Since the intermetallic phases such as borides typically exhibited low diffusion coefficient,[59] it is expected that effective diffusivity through γ-matrix + boride is expected to be reduced. However, considering the low volume fraction of the boride phases in DAZ (typically less than pctvol. 50), this factor is not expected to play a dominant role in the diffusion behavior of the MPD.[40,48] Nevertheless, the effect of in situ boride formation is considered in the kinetics of diffusion via the "apparent diffusion coefficient "concept used in this work. Therefore, the boride precipitation is only ignored in the parameters considering the diffusion thermodynamics in the moving interface model.

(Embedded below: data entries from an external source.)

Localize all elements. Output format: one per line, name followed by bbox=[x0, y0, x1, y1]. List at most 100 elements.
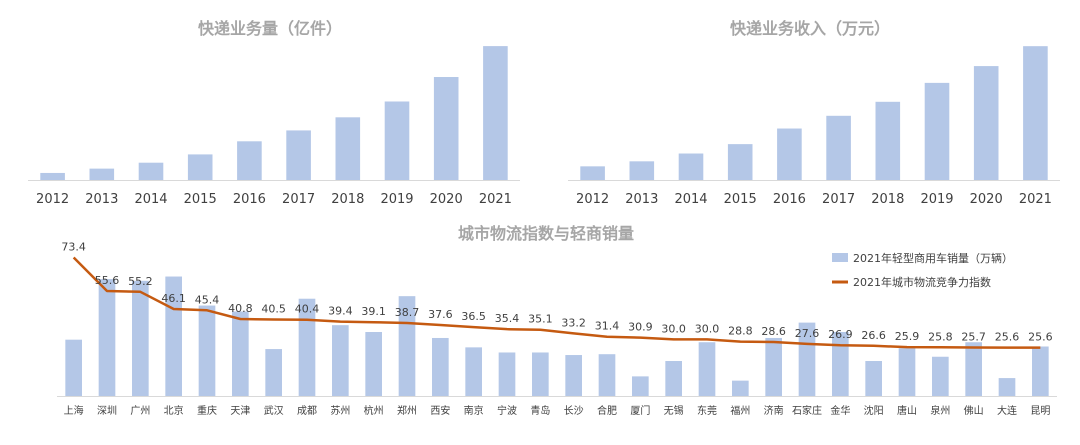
bar bbox=[384, 101, 410, 180]
data-label: 25.9 bbox=[895, 330, 920, 343]
bar bbox=[138, 162, 164, 180]
data-label: 35.1 bbox=[528, 313, 553, 326]
x-tick-label: 厦门 bbox=[630, 404, 650, 417]
data-label: 28.8 bbox=[728, 325, 753, 338]
x-tick-label: 长沙 bbox=[564, 405, 584, 417]
bar bbox=[826, 115, 851, 180]
bar bbox=[598, 354, 616, 396]
x-tick-label: 无锡 bbox=[664, 404, 684, 417]
data-label: 30.9 bbox=[628, 321, 653, 334]
x-tick-label: 杭州 bbox=[364, 404, 384, 417]
bar bbox=[332, 325, 349, 396]
data-label: 39.1 bbox=[361, 305, 386, 318]
x-tick-label: 西安 bbox=[430, 404, 450, 417]
data-label: 40.8 bbox=[228, 302, 253, 315]
legend-line-label: 2021年城市物流竞争力指数 bbox=[853, 275, 991, 289]
bar bbox=[965, 342, 982, 396]
bar bbox=[629, 161, 655, 180]
bar bbox=[580, 166, 605, 180]
express-revenue-svg: 快递业务收入（万元） 2012 2013 2014 2015 2016 2017 2018 2… bbox=[568, 19, 1060, 207]
bar bbox=[898, 348, 916, 396]
bar bbox=[483, 46, 508, 180]
data-label: 25.8 bbox=[928, 330, 953, 343]
chart-title: 快递业务收入（万元） bbox=[730, 19, 890, 38]
bar bbox=[798, 322, 816, 396]
data-label: 33.2 bbox=[561, 316, 586, 329]
bar bbox=[765, 337, 782, 396]
bar bbox=[365, 332, 382, 396]
x-tick-label: 武汉 bbox=[264, 404, 284, 417]
chart-title: 城市物流指数与轻商销量 bbox=[458, 224, 634, 243]
bar bbox=[432, 337, 449, 396]
x-tick-label: 2019 bbox=[920, 192, 953, 207]
bar bbox=[265, 349, 282, 396]
x-tick-label: 2015 bbox=[724, 192, 757, 207]
bar bbox=[298, 298, 316, 396]
x-tick-label: 2019 bbox=[380, 192, 413, 207]
bar bbox=[398, 296, 416, 396]
bar bbox=[1023, 46, 1048, 181]
legend-bar-label: 2021年轻型商用车销量（万辆） bbox=[853, 251, 1013, 265]
bar bbox=[832, 332, 849, 396]
express-revenue-chart: 快递业务收入（万元） 2012 2013 2014 2015 2016 2017 2018 2… bbox=[540, 0, 1080, 219]
data-label: 73.4 bbox=[61, 240, 86, 253]
bar bbox=[286, 130, 311, 180]
x-tick-label: 大连 bbox=[997, 404, 1017, 417]
x-tick-label: 2021 bbox=[1019, 192, 1052, 207]
line-series bbox=[72, 256, 1041, 349]
x-tick-label: 泉州 bbox=[930, 404, 950, 417]
express-volume-svg: 快递业务量（亿件） 2012 2013 2014 2015 2016 2017 2018 20… bbox=[28, 19, 520, 207]
bar bbox=[433, 77, 459, 180]
data-label: 55.6 bbox=[95, 274, 120, 287]
x-tick-label: 2020 bbox=[430, 192, 463, 207]
bar bbox=[678, 153, 704, 180]
x-tick-label: 佛山 bbox=[964, 404, 984, 417]
legend: 2021年轻型商用车销量（万辆） 2021年城市物流竞争力指数 bbox=[832, 251, 1013, 289]
bar bbox=[232, 311, 249, 396]
chart-title: 快递业务量（亿件） bbox=[198, 19, 342, 38]
data-label: 39.4 bbox=[328, 305, 353, 318]
x-tick-label: 2021 bbox=[479, 192, 512, 207]
x-tick-label: 2016 bbox=[773, 192, 806, 207]
data-label: 46.1 bbox=[161, 292, 186, 305]
bar bbox=[465, 347, 482, 396]
data-label: 40.5 bbox=[261, 303, 286, 316]
x-tick-label: 2014 bbox=[134, 192, 167, 207]
bar bbox=[632, 376, 649, 396]
x-tick-label: 石家庄 bbox=[792, 404, 822, 417]
x-tick-label: 2013 bbox=[625, 192, 658, 207]
bar bbox=[973, 66, 999, 180]
data-label: 31.4 bbox=[595, 320, 620, 333]
x-tick-label: 2017 bbox=[822, 192, 855, 207]
x-tick-label: 合肥 bbox=[597, 404, 617, 417]
data-label: 28.6 bbox=[761, 325, 786, 338]
x-tick-label: 2018 bbox=[871, 192, 904, 207]
data-label: 37.6 bbox=[428, 308, 453, 321]
bar bbox=[732, 380, 749, 396]
x-tick-label: 东莞 bbox=[697, 404, 717, 417]
bar bbox=[198, 305, 216, 396]
x-tick-label: 郑州 bbox=[397, 404, 417, 417]
data-label: 45.4 bbox=[195, 293, 220, 306]
bar bbox=[498, 352, 516, 396]
x-tick-label: 唐山 bbox=[897, 404, 917, 417]
data-label: 38.7 bbox=[395, 306, 420, 319]
bar bbox=[865, 361, 882, 396]
bar bbox=[665, 361, 682, 396]
x-tick-label: 2012 bbox=[36, 192, 69, 207]
x-tick-label: 广州 bbox=[130, 405, 150, 417]
bar bbox=[65, 339, 82, 396]
data-label: 40.4 bbox=[295, 303, 320, 316]
data-label: 25.6 bbox=[1028, 331, 1053, 344]
x-tick-label: 南京 bbox=[464, 404, 484, 417]
data-label: 35.4 bbox=[495, 312, 520, 325]
x-tick-label: 重庆 bbox=[197, 404, 217, 417]
x-tick-label: 福州 bbox=[730, 404, 750, 417]
data-label: 26.6 bbox=[861, 329, 886, 342]
express-volume-chart: 快递业务量（亿件） 2012 2013 2014 2015 2016 2017 2018 20… bbox=[0, 0, 540, 219]
x-tick-label: 济南 bbox=[764, 404, 784, 417]
bar bbox=[932, 356, 949, 396]
x-tick-label: 上海 bbox=[64, 404, 84, 417]
bar bbox=[187, 154, 213, 180]
x-tick-label: 沈阳 bbox=[864, 404, 884, 417]
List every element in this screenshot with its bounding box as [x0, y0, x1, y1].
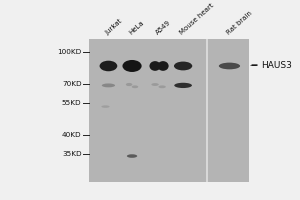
Ellipse shape	[101, 105, 110, 108]
Text: 35KD: 35KD	[62, 151, 82, 157]
Ellipse shape	[158, 85, 166, 88]
Text: A549: A549	[154, 19, 172, 36]
Text: 40KD: 40KD	[62, 132, 82, 138]
Text: Jurkat: Jurkat	[104, 18, 124, 36]
Ellipse shape	[100, 61, 117, 71]
Ellipse shape	[149, 61, 161, 71]
Ellipse shape	[174, 83, 192, 88]
Text: —: —	[250, 62, 256, 68]
FancyBboxPatch shape	[208, 39, 249, 182]
Ellipse shape	[126, 83, 132, 86]
Text: 100KD: 100KD	[57, 49, 82, 55]
FancyBboxPatch shape	[206, 39, 208, 182]
Text: HAUS3: HAUS3	[261, 61, 292, 70]
Text: Mouse heart: Mouse heart	[179, 2, 215, 36]
Text: 55KD: 55KD	[62, 100, 82, 106]
Ellipse shape	[132, 85, 138, 88]
Ellipse shape	[127, 154, 137, 158]
Ellipse shape	[174, 62, 192, 70]
Ellipse shape	[122, 60, 142, 72]
Ellipse shape	[102, 83, 115, 87]
FancyBboxPatch shape	[89, 39, 206, 182]
Ellipse shape	[219, 63, 240, 69]
Ellipse shape	[158, 61, 169, 71]
Text: 70KD: 70KD	[62, 81, 82, 87]
Text: Rat brain: Rat brain	[225, 10, 253, 36]
Text: HeLa: HeLa	[128, 20, 145, 36]
Ellipse shape	[152, 83, 159, 86]
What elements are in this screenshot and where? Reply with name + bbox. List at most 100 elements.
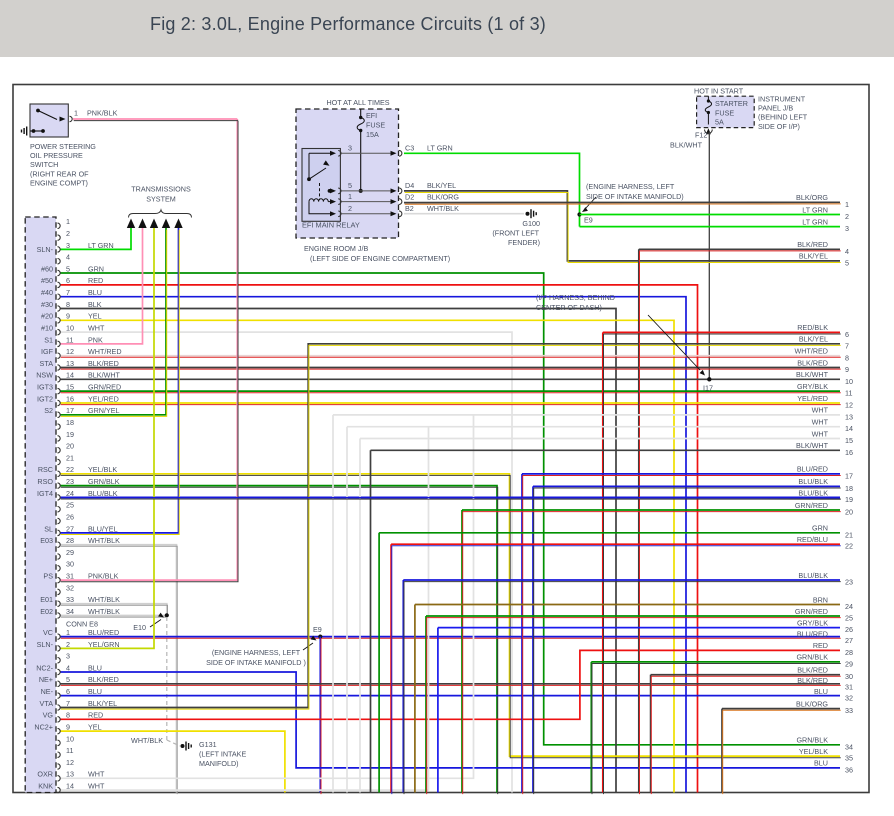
svg-text:24: 24	[66, 489, 74, 498]
svg-text:WHT: WHT	[88, 770, 105, 779]
svg-text:SIDE OF INTAKE MANIFOLD ): SIDE OF INTAKE MANIFOLD )	[206, 658, 306, 667]
svg-text:VTA: VTA	[40, 699, 54, 708]
svg-text:FUSE: FUSE	[366, 121, 385, 130]
svg-text:BLU/BLK: BLU/BLK	[798, 571, 828, 580]
svg-text:WHT/RED: WHT/RED	[88, 347, 122, 356]
svg-text:TRANSMISSIONS: TRANSMISSIONS	[131, 185, 191, 194]
svg-text:Fig 2: 3.0L, Engine Performanc: Fig 2: 3.0L, Engine Performance Circuits…	[150, 14, 546, 34]
svg-text:8: 8	[845, 353, 849, 362]
svg-text:YEL/GRN: YEL/GRN	[88, 640, 120, 649]
svg-text:31: 31	[66, 572, 74, 581]
svg-text:BLK: BLK	[88, 300, 102, 309]
svg-text:#50: #50	[41, 276, 53, 285]
svg-text:FUSE: FUSE	[715, 109, 734, 118]
svg-text:BLK/ORG: BLK/ORG	[796, 699, 828, 708]
svg-text:ENGINE ROOM J/B: ENGINE ROOM J/B	[304, 244, 369, 253]
svg-text:F12: F12	[695, 131, 707, 140]
svg-text:18: 18	[845, 484, 853, 493]
svg-text:GRN/BLK: GRN/BLK	[796, 653, 828, 662]
svg-text:YEL/BLK: YEL/BLK	[799, 747, 828, 756]
svg-text:BLU: BLU	[88, 288, 102, 297]
svg-text:E9: E9	[584, 216, 593, 225]
svg-text:18: 18	[66, 418, 74, 427]
svg-text:16: 16	[845, 448, 853, 457]
svg-text:S1: S1	[44, 335, 53, 344]
svg-text:BLK/WHT: BLK/WHT	[670, 141, 703, 150]
svg-text:CONN E8: CONN E8	[66, 620, 98, 629]
svg-text:GRN/RED: GRN/RED	[795, 607, 828, 616]
svg-text:G100: G100	[522, 219, 540, 228]
svg-text:(FRONT LEFT: (FRONT LEFT	[492, 229, 539, 238]
svg-text:#10: #10	[41, 324, 53, 333]
svg-text:9: 9	[66, 312, 70, 321]
svg-text:13: 13	[66, 770, 74, 779]
svg-text:WHT/BLK: WHT/BLK	[88, 536, 120, 545]
svg-text:INSTRUMENT: INSTRUMENT	[758, 95, 806, 104]
svg-text:LT GRN: LT GRN	[427, 143, 453, 152]
svg-text:YEL: YEL	[88, 312, 102, 321]
svg-text:STARTER: STARTER	[715, 99, 748, 108]
svg-text:GRN/RED: GRN/RED	[88, 383, 121, 392]
svg-text:VG: VG	[43, 711, 54, 720]
svg-text:4: 4	[845, 247, 849, 256]
svg-text:BLK/RED: BLK/RED	[797, 666, 828, 675]
svg-text:C3: C3	[405, 143, 414, 152]
svg-text:FENDER): FENDER)	[508, 238, 540, 247]
svg-text:E01: E01	[40, 595, 53, 604]
svg-text:7: 7	[66, 699, 70, 708]
svg-text:3: 3	[66, 652, 70, 661]
svg-text:BLU/BLK: BLU/BLK	[88, 489, 118, 498]
svg-text:RED: RED	[88, 276, 103, 285]
svg-text:32: 32	[845, 694, 853, 703]
svg-text:G131: G131	[199, 740, 217, 749]
svg-text:SLN-: SLN-	[37, 245, 54, 254]
svg-text:BLK/WHT: BLK/WHT	[796, 370, 829, 379]
svg-text:LT GRN: LT GRN	[802, 217, 828, 226]
svg-text:6: 6	[845, 330, 849, 339]
svg-text:GRY/BLK: GRY/BLK	[797, 382, 828, 391]
svg-text:19: 19	[845, 495, 853, 504]
svg-text:GRN/RED: GRN/RED	[795, 501, 828, 510]
svg-text:20: 20	[845, 508, 853, 517]
svg-text:WHT: WHT	[88, 324, 105, 333]
svg-text:2: 2	[66, 229, 70, 238]
svg-text:NC2+: NC2+	[34, 723, 53, 732]
svg-text:4: 4	[66, 253, 70, 262]
svg-text:BLK/WHT: BLK/WHT	[796, 441, 829, 450]
svg-text:WHT: WHT	[812, 418, 829, 427]
svg-text:25: 25	[845, 614, 853, 623]
svg-text:IGT2: IGT2	[37, 394, 53, 403]
svg-text:3: 3	[348, 144, 352, 153]
svg-text:31: 31	[845, 683, 853, 692]
svg-text:SLN-: SLN-	[37, 640, 54, 649]
svg-text:SL: SL	[44, 524, 53, 533]
svg-text:GRN/YEL: GRN/YEL	[88, 406, 120, 415]
svg-text:EFI: EFI	[366, 111, 377, 120]
svg-text:32: 32	[66, 583, 74, 592]
svg-text:BRN: BRN	[813, 595, 828, 604]
svg-text:BLK/YEL: BLK/YEL	[88, 699, 117, 708]
svg-text:26: 26	[66, 512, 74, 521]
svg-text:8: 8	[66, 300, 70, 309]
svg-text:BLU: BLU	[88, 663, 102, 672]
svg-text:#30: #30	[41, 300, 53, 309]
svg-text:EFI MAIN RELAY: EFI MAIN RELAY	[302, 221, 360, 230]
svg-text:9: 9	[66, 723, 70, 732]
svg-text:SYSTEM: SYSTEM	[146, 195, 176, 204]
svg-text:29: 29	[845, 659, 853, 668]
svg-text:#60: #60	[41, 264, 53, 273]
svg-text:(ENGINE HARNESS, LEFT: (ENGINE HARNESS, LEFT	[212, 648, 301, 657]
svg-text:PNK/BLK: PNK/BLK	[88, 572, 119, 581]
svg-text:5A: 5A	[715, 118, 724, 127]
svg-text:27: 27	[845, 636, 853, 645]
svg-text:GRN: GRN	[88, 264, 104, 273]
svg-text:(LEFT INTAKE: (LEFT INTAKE	[199, 750, 246, 759]
svg-text:BLK/ORG: BLK/ORG	[427, 193, 459, 202]
svg-text:LT GRN: LT GRN	[802, 205, 828, 214]
svg-text:B2: B2	[405, 204, 414, 213]
svg-text:S2: S2	[44, 406, 53, 415]
svg-text:28: 28	[66, 536, 74, 545]
svg-text:I17: I17	[703, 384, 713, 393]
svg-text:24: 24	[845, 602, 853, 611]
svg-text:BLU: BLU	[814, 759, 828, 768]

The abovementioned discussion supports the conclusion that although the moving interface analytical model can simulate the S/L interface migration, it is still only a diffusion-based model which fails to consider the B/BM reactions in the DAZ of the Ni-based superalloys during the TLP bonding process. The comparison of the analytical and experimental \(t_{{{\text{IS}}}}\) gives evidence that the B/BM reactions should be implemented in the analytical diffusion models to end up with reliable predictions. It is also worth noting that the thermodynamic parameters obtained from Ni-B binary phase diagram or the multi-component isopleths are assumed to be constant during the TLP bonding process and not a function of the time and/or concentration of diffusing element. It is shown by Sinclair[29,59] that during TLP bonding in a two-phase ternary system (e.g. bonding a pure metal using an interlayer containing two solute), there is a continuous change in the composition of the remaining liquid, which is accompanied by continuous change in the corresponding MPD solubility in the solid. This issue cannot be captured using analytical models. Therefore, the thermodynamic parameters used in the analytical models cannot fully resemble the real TLP bonding condition. It means that the discrepancy observed between the analytical and experimental \(t_{{{\text{IS}}}}\) values is not merely attributable to the ignorance of boride formation but also the application of thermodynamic data from the binary Ni-B phase diagram or multi-component FM isopleths rather than real solid/liquid interface during the TLP bonding process. Moreover, the diffusion kinetic data are not assumed to be concentration-dependent, causing errors in the calculation of \(t_{{{\text{IS}}}}\). On this account, the contribution of boride precipitation in the real systems on the errors associated with the isothermal solidification time calculations cannot be accurately and confidently identified due to presence of other sources of errors. One possible approach to find out what fraction of total errors is produced by the ignorance of boride precipitation is the utilization of a numerical approach in the future in which the effect of boride precipitation on the boron flux, dependence of diffusion coefficient on concentration and change in the B concentration in the liquid and solid phases at interface with time during the isothermal solidification stage are taken into account.

5 Conclusion

In summary, the kinetics of isothermal solidification during TLP bonding is not only determined by diffusivity of B and solid solubility of MPD at solid/liquid interface but also the in situ boride precipitation in the diffusion affected zone (DAZ). The significant errors between the experimental results and moving interface analytical model outcomes suggest the considerable role of in situ boride precipitation on isothermal solidification time during TLP bonding of nickel-based superalloys when B-containing filler metals are used. Therefore, to fulfil the existing vacancies and take another step toward finding a more accurate solution to predict the \(t_{{{\text{IS}}}}\), in situ precipitation of the boride phases should be taken into account in developing an analytical solution. Moreover, to fully resemble the real conditions during the TLP bonding of multi-component systems, the thermodynamic parameters should be time and concertation-dependent in future models.